Book review: Non-Invasive Ventilation Made Simple by WJM Kinnear http://ow.ly/R09kU
Non-invasive ventilation (NIV) is well established and increasingly used in routine clinical practice , either in the management of acute respiratory failure, where it has resulted in improved survival and reduced number of complications or in weaning from invasive ventilation in intensive care or high-dependency units . However, some concepts and techniques of NIV may be difficult to grasp for students or for unexperienced healthcare professionals.
Non-Invasive Ventilation Made Simple by William Kinnear is an excellent attempt to provide a simple, modern and practical way for beginners to enter the world of NIV. The book is divided into 45 small and focused chapters, all written in very straightforward English, making it very easy to for non-native English speakers to understand and follow. All chapters begin with a list of learning points and end with a short summary.

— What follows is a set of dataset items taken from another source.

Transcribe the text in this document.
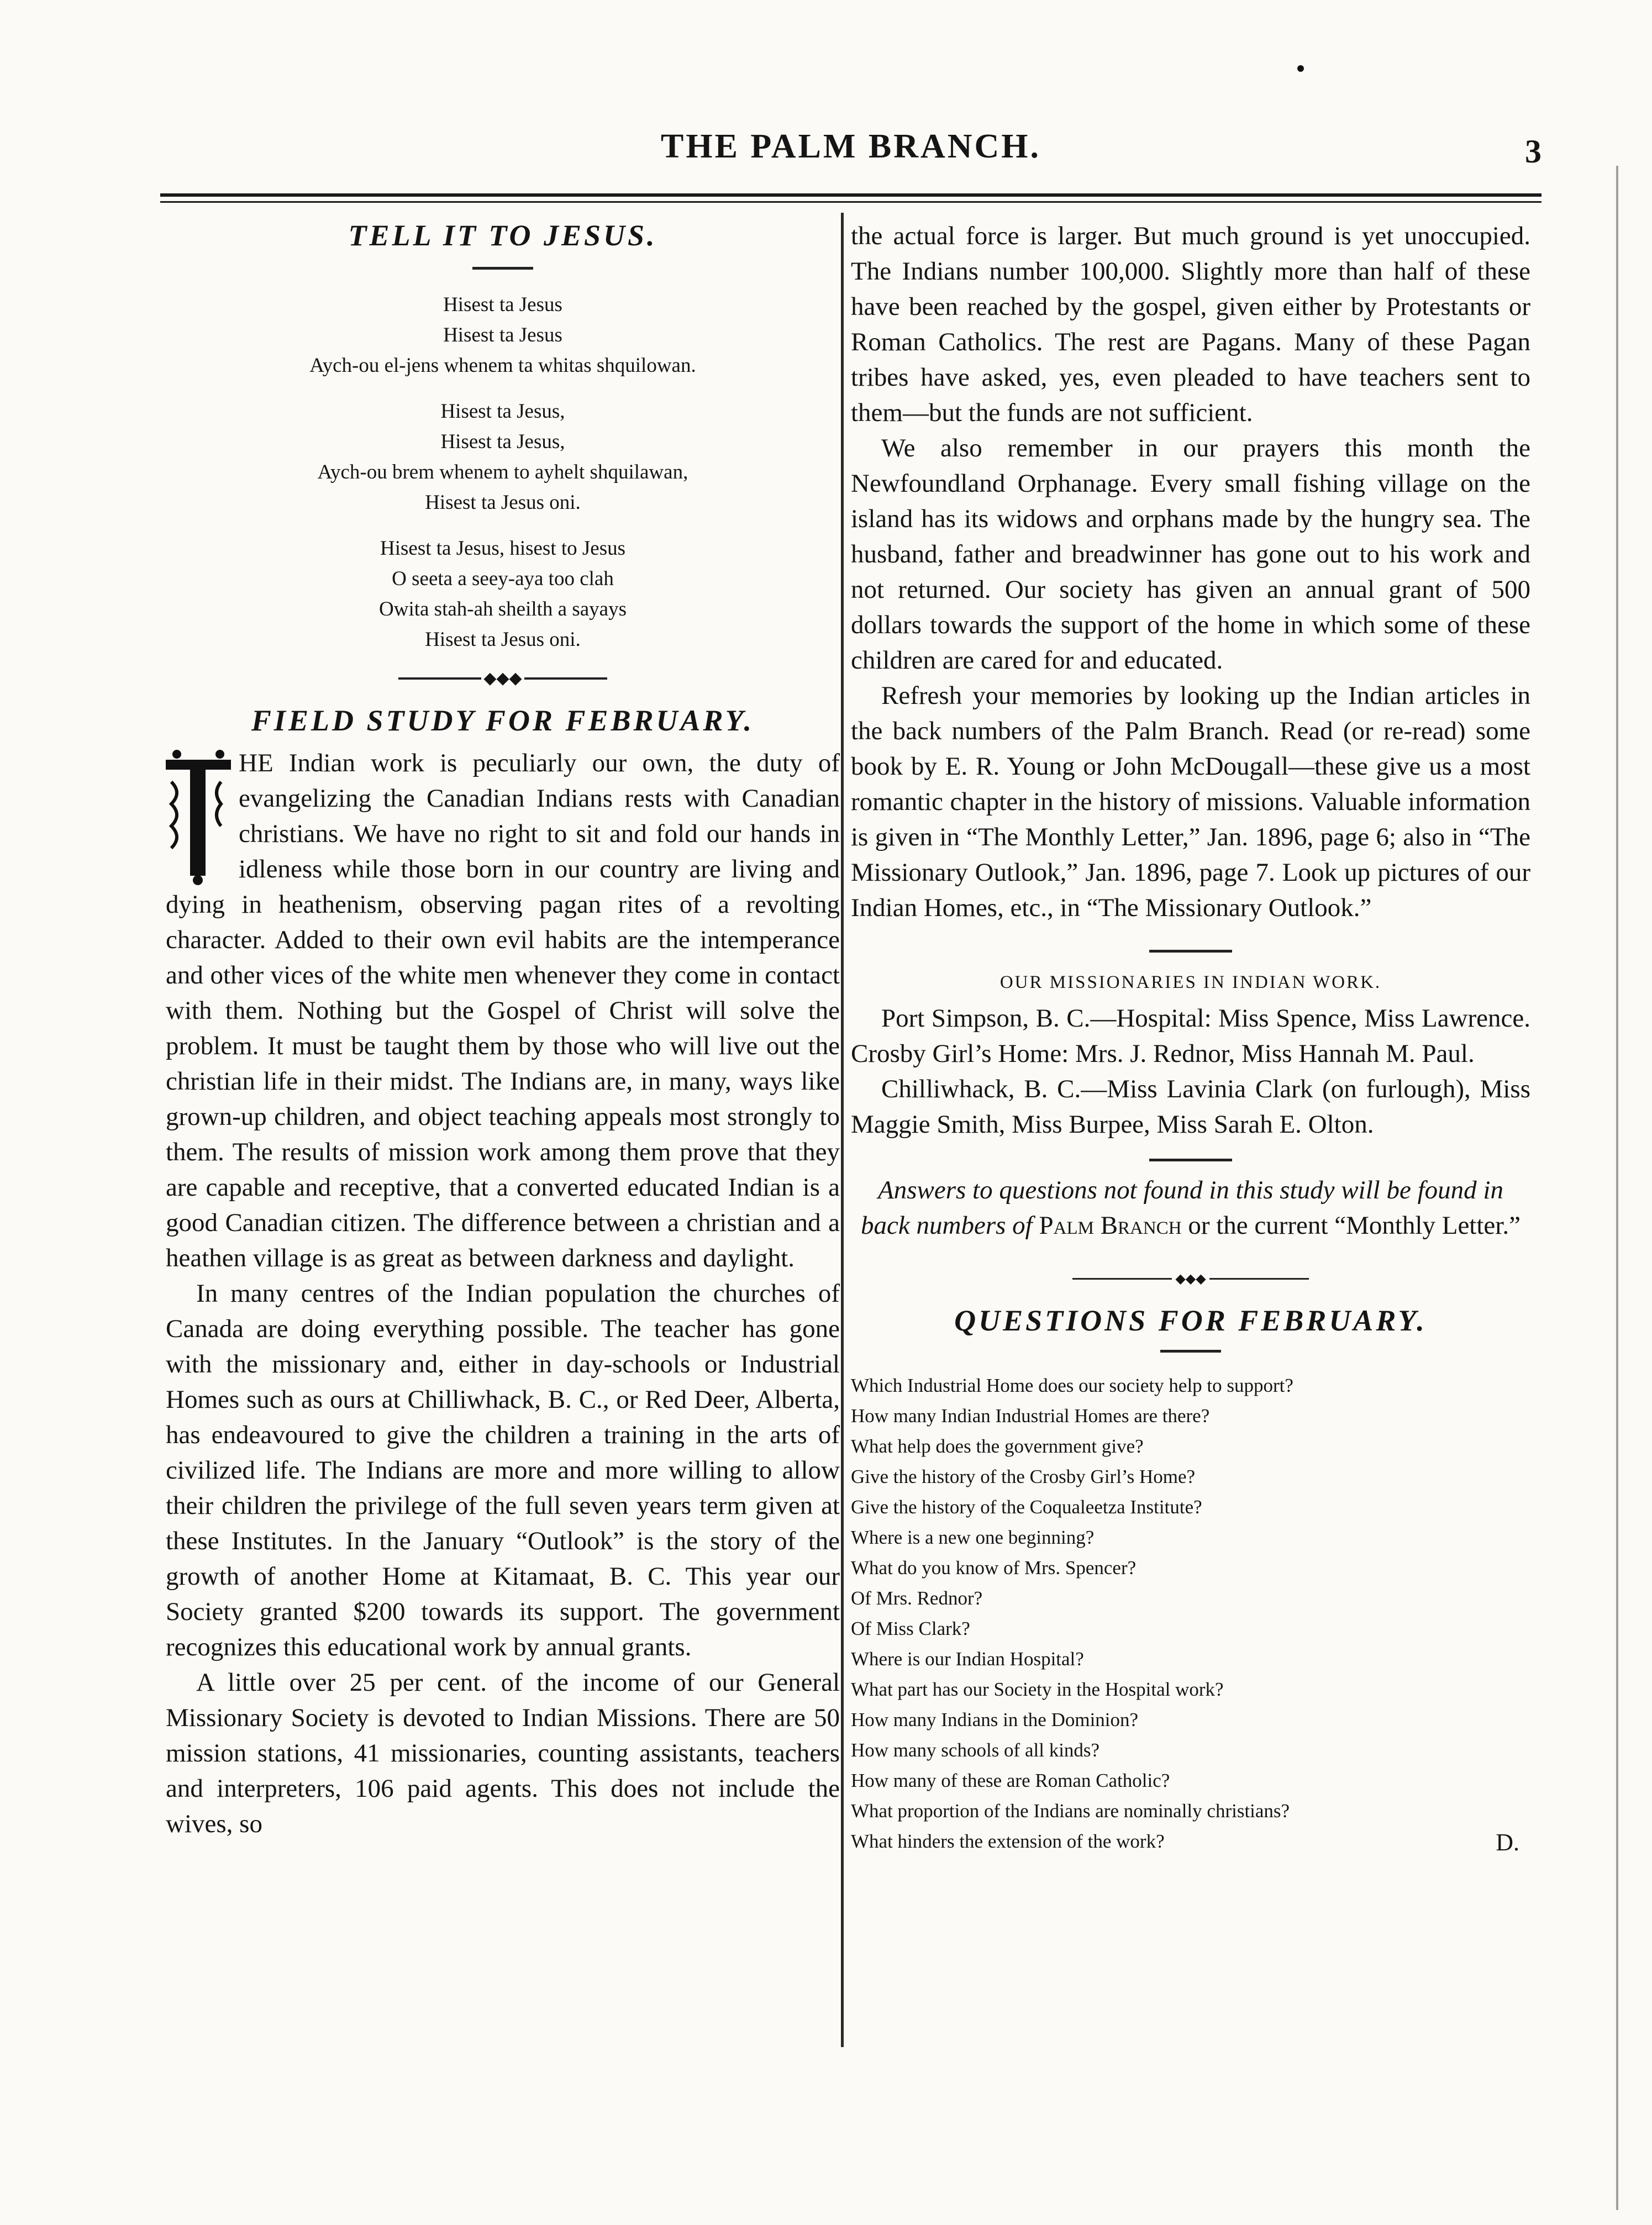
THE PALM BRANCH.	3
TELL IT TO JESUS.
Hisest ta Jesus
Hisest ta Jesus
Aych-ou el-jens whenem ta whitas shquilowan.
Hisest ta Jesus,
Hisest ta Jesus,
Aych-ou brem whenem to ayhelt shquilawan,
Hisest ta Jesus oni.
Hisest ta Jesus, hisest to Jesus
O seeta a seey-aya too clah
Owita stah-ah sheilth a sayays
Hisest ta Jesus oni.
◆◆◆
FIELD STUDY FOR FEBRUARY.

HE Indian work is peculiarly our own, the duty of evangelizing the Canadian Indians rests with Canadian christians. We have no right to sit and fold our hands in idleness while those born in our country are living and dying in heathenism, observing pagan rites of a revolting character. Added to their own evil habits are the intemperance and other vices of the white men whenever they come in contact with them. Nothing but the Gospel of Christ will solve the problem. It must be taught them by those who will live out the christian life in their midst. The Indians are, in many, ways like grown-up children, and object teaching appeals most strongly to them. The results of mission work among them prove that they are capable and receptive, that a converted educated Indian is a good Canadian citizen. The difference between a christian and a heathen village is as great as between darkness and daylight.

In many centres of the Indian population the churches of Canada are doing everything possible. The teacher has gone with the missionary and, either in day-schools or Industrial Homes such as ours at Chilliwhack, B. C., or Red Deer, Alberta, has endeavoured to give the children a training in the arts of civilized life. The Indians are more and more willing to allow their children the privilege of the full seven years term given at these Institutes. In the January “Outlook” is the story of the growth of another Home at Kitamaat, B. C. This year our Society granted $200 towards its support. The government recognizes this educational work by annual grants.

A little over 25 per cent. of the income of our General Missionary Society is devoted to Indian Missions. There are 50 mission stations, 41 missionaries, counting assistants, teachers and interpreters, 106 paid agents. This does not include the wives, so

the actual force is larger. But much ground is yet unoccupied. The Indians number 100,000. Slightly more than half of these have been reached by the gospel, given either by Protestants or Roman Catholics. The rest are Pagans. Many of these Pagan tribes have asked, yes, even pleaded to have teachers sent to them—but the funds are not sufficient.

We also remember in our prayers this month the Newfoundland Orphanage. Every small fishing village on the island has its widows and orphans made by the hungry sea. The husband, father and breadwinner has gone out to his work and not returned. Our society has given an annual grant of 500 dollars towards the support of the home in which some of these children are cared for and educated.

Refresh your memories by looking up the Indian articles in the back numbers of the Palm Branch. Read (or re-read) some book by E. R. Young or John McDougall—these give us a most romantic chapter in the history of missions. Valuable information is given in “The Monthly Letter,” Jan. 1896, page 6; also in “The Missionary Outlook,” Jan. 1896, page 7. Look up pictures of our Indian Homes, etc., in “The Missionary Outlook.”

OUR MISSIONARIES IN INDIAN WORK.

Port Simpson, B. C.—Hospital: Miss Spence, Miss Lawrence. Crosby Girl’s Home: Mrs. J. Rednor, Miss Hannah M. Paul.

Chilliwhack, B. C.—Miss Lavinia Clark (on furlough), Miss Maggie Smith, Miss Burpee, Miss Sarah E. Olton.

Answers to questions not found in this study will be found in back numbers of Palm Branch or the current “Monthly Letter.”

◆◆◆
QUESTIONS FOR FEBRUARY.
Which Industrial Home does our society help to support?
How many Indian Industrial Homes are there?
What help does the government give?
Give the history of the Crosby Girl’s Home?
Give the history of the Coqualeetza Institute?
Where is a new one beginning?
What do you know of Mrs. Spencer?
Of Mrs. Rednor?
Of Miss Clark?
Where is our Indian Hospital?
What part has our Society in the Hospital work?
How many Indians in the Dominion?
How many schools of all kinds?
How many of these are Roman Catholic?
What proportion of the Indians are nominally christians?
What hinders the extension of the work?	D.
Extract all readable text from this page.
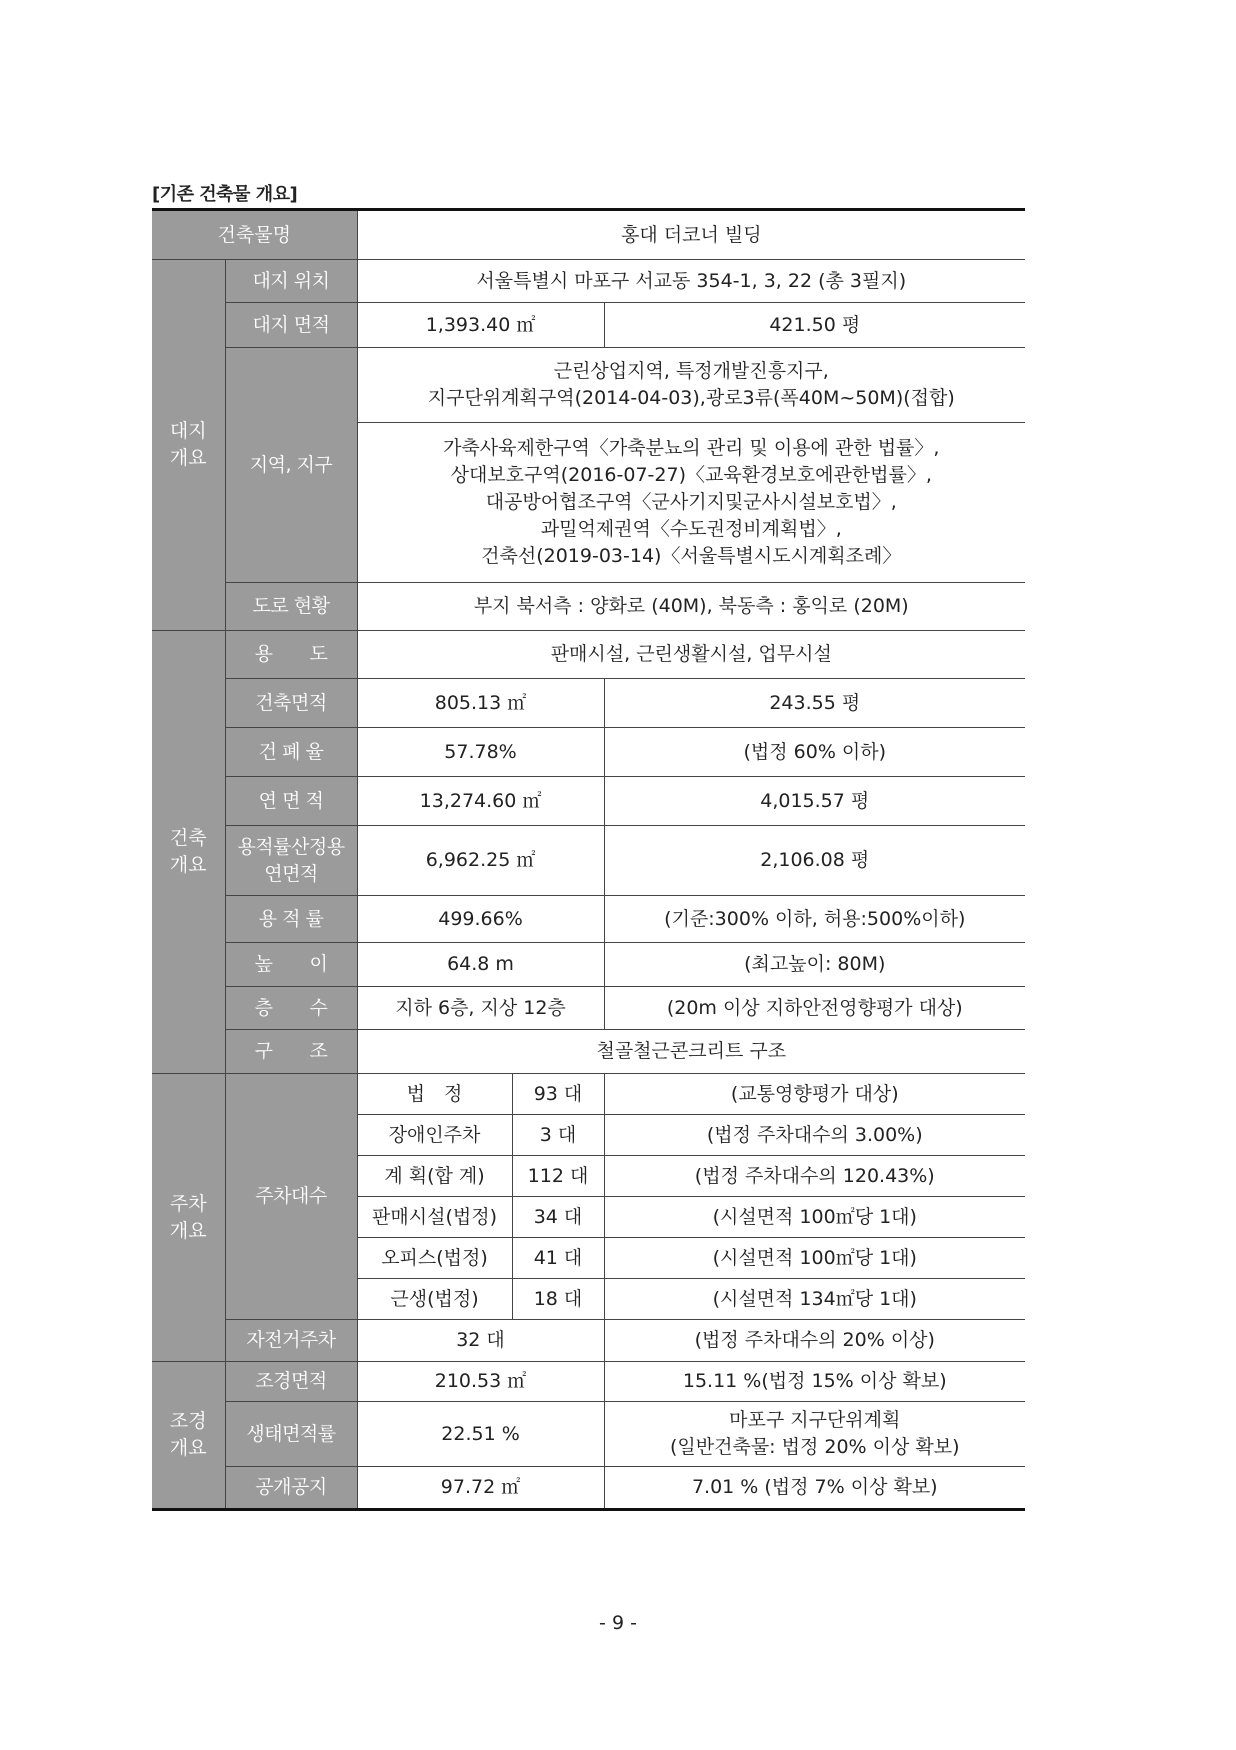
[기존 건축물 개요]
건축물명		홍대 더코너 빌딩		

대지
개요	대지 위치	서울특별시 마포구 서교동 354-1, 3, 22 (총 3필지)		
	대지 면적	1,393.40 ㎡		421.50 평
	지역, 지구	근린상업지역, 특정개발진흥지구,
지구단위계획구역(2014-04-03),광로3류(폭40M~50M)(접합)		

		가축사육제한구역〈가축분뇨의 관리 및 이용에 관한 법률〉,
상대보호구역(2016-07-27)〈교육환경보호에관한법률〉,
대공방어협조구역〈군사기지및군사시설보호법〉,
과밀억제권역〈수도권정비계획법〉,
건축선(2019-03-14)〈서울특별시도시계획조례〉		

	도로 현황	부지 북서측 : 양화로 (40M), 북동측 : 홍익로 (20M)		

건축
개요	용　　도	판매시설, 근린생활시설, 업무시설		
	건축면적	805.13 ㎡		243.55 평
	건 폐 율	57.78%		(법정 60% 이하)
	연 면 적	13,274.60 ㎡		4,015.57 평

	용적률산정용
연면적	6,962.25 ㎡		2,106.08 평
	용 적 률	499.66%		(기준:300% 이하, 허용:500%이하)
	높　　이	64.8 m		(최고높이: 80M)
	층　　수	지하 6층, 지상 12층		(20m 이상 지하안전영향평가 대상)
	구　　조	철골철근콘크리트 구조		

주차
개요	주차대수	법　정	93 대	(교통영향평가 대상)
		장애인주차	3 대	(법정 주차대수의 3.00%)
		계 획(합 계)	112 대	(법정 주차대수의 120.43%)
		판매시설(법정)	34 대	(시설면적 100㎡당 1대)
		오피스(법정)	41 대	(시설면적 100㎡당 1대)
		근생(법정)	18 대	(시설면적 134㎡당 1대)
	자전거주차	32 대		(법정 주차대수의 20% 이상)

조경
개요	조경면적	210.53 ㎡		15.11 %(법정 15% 이상 확보)
	생태면적률	22.51 %		마포구 지구단위계획
(일반건축물: 법정 20% 이상 확보)

	공개공지	97.72 ㎡		7.01 % (법정 7% 이상 확보)
- 9 -
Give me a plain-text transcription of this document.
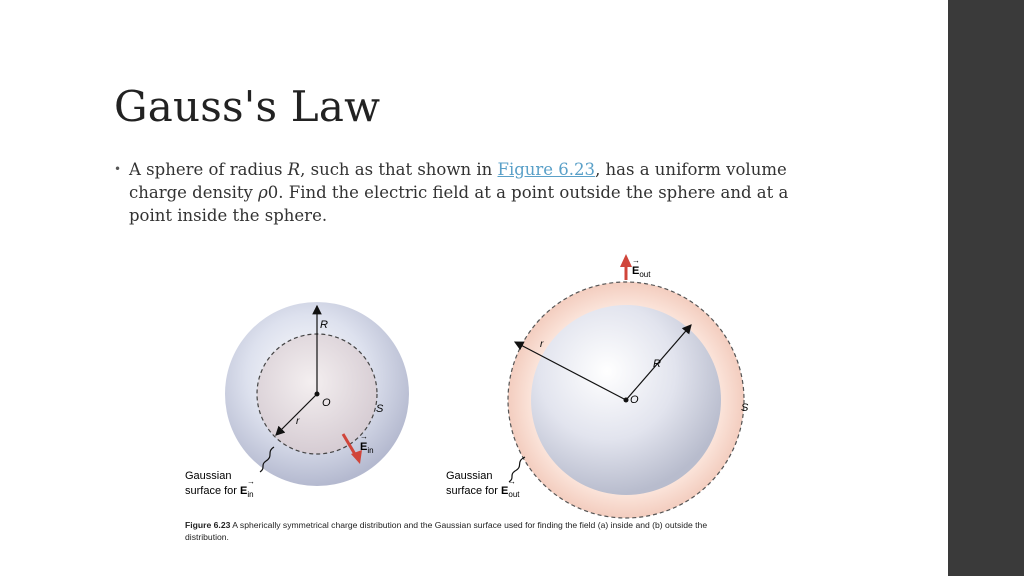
Gauss's Law
• A sphere of radius R, such as that shown in Figure 6.23, has a uniform volume charge density ρ0. Find the electric field at a point outside the sphere and at a point inside the sphere.
R
O	S
r
$E_{in}$
→
Gaussian
surface for $E_{in}$
→
R
O
S
r
$E_{out}$
→
Gaussian
surface for $E_{out}$
→
Figure 6.23 A spherically symmetrical charge distribution and the Gaussian surface used for finding the field (a) inside and (b) outside the distribution.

The author starts by providing a brief background, the building blocks and the basic principles of ventilation and NIV, including the definition and current clinical scenarios for which its use is more common. The book then goes on to cover all different aspects of NIV, mixing technical themes, such as masks, mouthpieces, pressure support and pressure control, oxygen delivery, humidification, leaks, volume modes and weaning to NIV from an endotracheal intubation, with clinical topics, such as describing the use and application of NIV in several diseases and conditions, including respiratory failures, motor neurone diseases, chest wall trauma, obesity–hypoventilation syndrome and cervical cord lesions. Although it would seem to be easier and clearer to differentiate the technical chapters from the more clinically oriented ones, the material flows naturally, and the introduction of a clinical issue is often guided by a specific technical aspect and vice versa.
The final chapters cover the use of cough-assist devices and the use of NIV as an addition to respiratory physiotherapy, introducing the theme of ventilation in the patient’s home and long-term use. All chapters are thoroughly illustrated, with easy to interpret, clear yet detailed figures, especially those illustrating physiological aspects. Moreover, there is a small and useful list of key terms with short definitions.
Throughout the book, the reader will find highlighted boxes that effectively summarise several aspects of the text. They point out a specific key issues of a paragraph, define a term for future reference, provide practical tips and small tutorials (labelled “How to do it”) on a particular matter or explain the physiology of a given concept in greater detail. The reader will also find a compilation of these small and helpful extracts in the appendices that, along with these lists, also feature conversion charts for both Hydrogen ion concentration to pH and kPa to mmHg.
Overall, this is a very interesting and easy to read book, covering a wide range of subjects regarding NIV, that beginners may find very helpful when first approaching these subjects. Even if some topics are not covered in full detail, for the sake of simplicity, the book may also prove useful as a reference guide for experienced professionals.